The FC Basel 1911–12 season was their nineteenth season since the club's foundation. The club's chairman was Ernst-Alfred Thalmann, it was his tenth presidential term altogether and his fourth in succession. FC Basel played their home games in the Landhof in the district Basel-Wettstein in Kleinbasel, Basel.

== Overview ==
During the 1911–12 season Emil Hasler was the team captain for the fourth consequtive season and as captain he led the team trainings and was responsible for the line-ups. Basel played a total of 37 matches, 23 friendly games and 14 in the domestic league. Of the friendlies five of the games were played abroad and of the home games five were hosted against foreign clubs. Seven were played against German teams.

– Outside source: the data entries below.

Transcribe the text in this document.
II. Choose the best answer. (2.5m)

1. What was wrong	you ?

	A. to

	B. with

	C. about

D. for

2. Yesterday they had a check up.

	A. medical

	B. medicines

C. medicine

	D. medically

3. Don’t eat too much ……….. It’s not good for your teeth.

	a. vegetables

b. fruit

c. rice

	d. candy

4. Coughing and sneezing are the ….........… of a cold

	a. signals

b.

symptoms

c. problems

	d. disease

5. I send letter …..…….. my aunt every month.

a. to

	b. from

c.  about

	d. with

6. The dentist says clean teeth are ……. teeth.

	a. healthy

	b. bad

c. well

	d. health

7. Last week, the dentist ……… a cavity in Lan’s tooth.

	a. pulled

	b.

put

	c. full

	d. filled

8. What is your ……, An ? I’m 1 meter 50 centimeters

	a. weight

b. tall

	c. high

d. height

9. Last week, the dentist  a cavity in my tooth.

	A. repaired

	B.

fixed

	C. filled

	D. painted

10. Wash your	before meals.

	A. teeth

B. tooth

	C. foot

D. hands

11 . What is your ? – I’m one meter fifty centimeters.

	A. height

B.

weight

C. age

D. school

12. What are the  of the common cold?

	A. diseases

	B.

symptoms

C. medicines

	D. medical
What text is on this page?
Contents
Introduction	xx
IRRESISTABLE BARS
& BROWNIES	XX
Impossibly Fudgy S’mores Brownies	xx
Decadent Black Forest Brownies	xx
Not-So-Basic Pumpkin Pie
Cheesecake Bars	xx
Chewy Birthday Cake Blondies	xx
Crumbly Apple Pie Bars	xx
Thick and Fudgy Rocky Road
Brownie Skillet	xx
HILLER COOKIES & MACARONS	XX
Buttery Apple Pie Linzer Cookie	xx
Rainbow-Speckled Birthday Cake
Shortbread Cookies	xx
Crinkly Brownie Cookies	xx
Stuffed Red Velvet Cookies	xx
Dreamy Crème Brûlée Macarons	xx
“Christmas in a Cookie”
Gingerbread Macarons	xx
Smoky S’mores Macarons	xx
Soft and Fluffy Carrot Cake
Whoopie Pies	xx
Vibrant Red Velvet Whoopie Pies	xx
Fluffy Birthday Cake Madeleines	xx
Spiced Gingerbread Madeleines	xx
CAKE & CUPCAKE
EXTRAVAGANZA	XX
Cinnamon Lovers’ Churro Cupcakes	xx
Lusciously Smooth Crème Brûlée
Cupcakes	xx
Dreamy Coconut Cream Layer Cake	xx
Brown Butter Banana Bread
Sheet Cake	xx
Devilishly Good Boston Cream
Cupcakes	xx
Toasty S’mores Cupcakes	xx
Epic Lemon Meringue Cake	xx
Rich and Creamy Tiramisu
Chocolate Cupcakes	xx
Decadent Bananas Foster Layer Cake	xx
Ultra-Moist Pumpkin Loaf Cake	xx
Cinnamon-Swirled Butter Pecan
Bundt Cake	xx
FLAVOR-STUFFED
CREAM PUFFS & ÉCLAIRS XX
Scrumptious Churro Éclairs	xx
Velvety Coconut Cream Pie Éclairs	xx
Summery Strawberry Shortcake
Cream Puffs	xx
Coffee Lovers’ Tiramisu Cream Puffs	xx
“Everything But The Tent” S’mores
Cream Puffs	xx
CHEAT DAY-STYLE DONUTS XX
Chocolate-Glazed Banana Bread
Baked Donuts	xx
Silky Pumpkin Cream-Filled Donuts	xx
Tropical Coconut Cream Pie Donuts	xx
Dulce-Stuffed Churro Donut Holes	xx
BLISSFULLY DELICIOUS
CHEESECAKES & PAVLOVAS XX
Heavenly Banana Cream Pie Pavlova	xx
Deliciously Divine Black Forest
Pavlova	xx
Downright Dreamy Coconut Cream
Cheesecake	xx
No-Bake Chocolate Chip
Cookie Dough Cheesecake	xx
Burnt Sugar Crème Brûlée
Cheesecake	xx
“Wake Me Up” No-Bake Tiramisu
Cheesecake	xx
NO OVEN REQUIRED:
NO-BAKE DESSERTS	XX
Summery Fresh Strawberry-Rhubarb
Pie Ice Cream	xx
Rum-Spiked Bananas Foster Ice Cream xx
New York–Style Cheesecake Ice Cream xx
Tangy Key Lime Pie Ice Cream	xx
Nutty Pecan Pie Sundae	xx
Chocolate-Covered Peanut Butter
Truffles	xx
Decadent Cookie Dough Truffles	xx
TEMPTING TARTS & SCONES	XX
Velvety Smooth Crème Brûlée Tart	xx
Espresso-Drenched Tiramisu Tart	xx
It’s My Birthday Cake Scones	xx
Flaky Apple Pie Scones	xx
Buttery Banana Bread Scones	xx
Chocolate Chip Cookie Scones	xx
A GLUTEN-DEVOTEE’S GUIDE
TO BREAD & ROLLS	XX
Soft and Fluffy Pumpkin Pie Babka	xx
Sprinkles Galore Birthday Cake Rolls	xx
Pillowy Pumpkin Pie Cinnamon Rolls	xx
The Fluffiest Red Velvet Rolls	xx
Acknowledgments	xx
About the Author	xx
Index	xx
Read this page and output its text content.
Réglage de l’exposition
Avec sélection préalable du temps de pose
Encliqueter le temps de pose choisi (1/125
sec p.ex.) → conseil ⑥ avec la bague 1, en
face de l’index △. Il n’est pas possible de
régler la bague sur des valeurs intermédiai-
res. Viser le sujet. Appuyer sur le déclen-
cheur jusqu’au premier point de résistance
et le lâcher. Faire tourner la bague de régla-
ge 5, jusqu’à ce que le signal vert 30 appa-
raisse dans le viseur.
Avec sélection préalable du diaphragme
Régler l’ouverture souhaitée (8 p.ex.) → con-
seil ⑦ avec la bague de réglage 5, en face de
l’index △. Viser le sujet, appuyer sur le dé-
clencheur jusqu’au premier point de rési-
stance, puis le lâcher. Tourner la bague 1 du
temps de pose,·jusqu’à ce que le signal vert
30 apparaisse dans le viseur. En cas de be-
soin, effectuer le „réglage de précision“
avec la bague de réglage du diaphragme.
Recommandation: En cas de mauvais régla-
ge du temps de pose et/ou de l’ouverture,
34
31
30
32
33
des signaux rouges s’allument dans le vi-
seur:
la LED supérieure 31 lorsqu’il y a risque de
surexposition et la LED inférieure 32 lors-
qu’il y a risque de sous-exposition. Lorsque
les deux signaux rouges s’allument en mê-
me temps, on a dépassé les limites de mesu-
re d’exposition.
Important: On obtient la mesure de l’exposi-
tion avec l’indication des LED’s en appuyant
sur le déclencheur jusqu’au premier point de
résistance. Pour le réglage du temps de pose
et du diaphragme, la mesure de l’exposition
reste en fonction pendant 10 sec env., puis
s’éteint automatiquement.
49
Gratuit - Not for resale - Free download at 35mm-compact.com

On 27 August 1911 Basel hosted their first German opponent and this game against FV Baden-Baden was won 7–1. The other three pre-season matches were also won and all three against Swiss teams. During the winter break the team travelled to Italy. On Christmas Eve they were beaten 1–0 by Genoa and on Boxing day they played a 5–5 draw with SG Andrea Doria. At the end of the season the team made a short tour to Germany and played games against Kickers Offenbach and Karlsruher FC Phönix. Basel also hosted French team Mulhouse. Of these 23 friendlies 10 were won, 3 were drawn and 10 were defeats.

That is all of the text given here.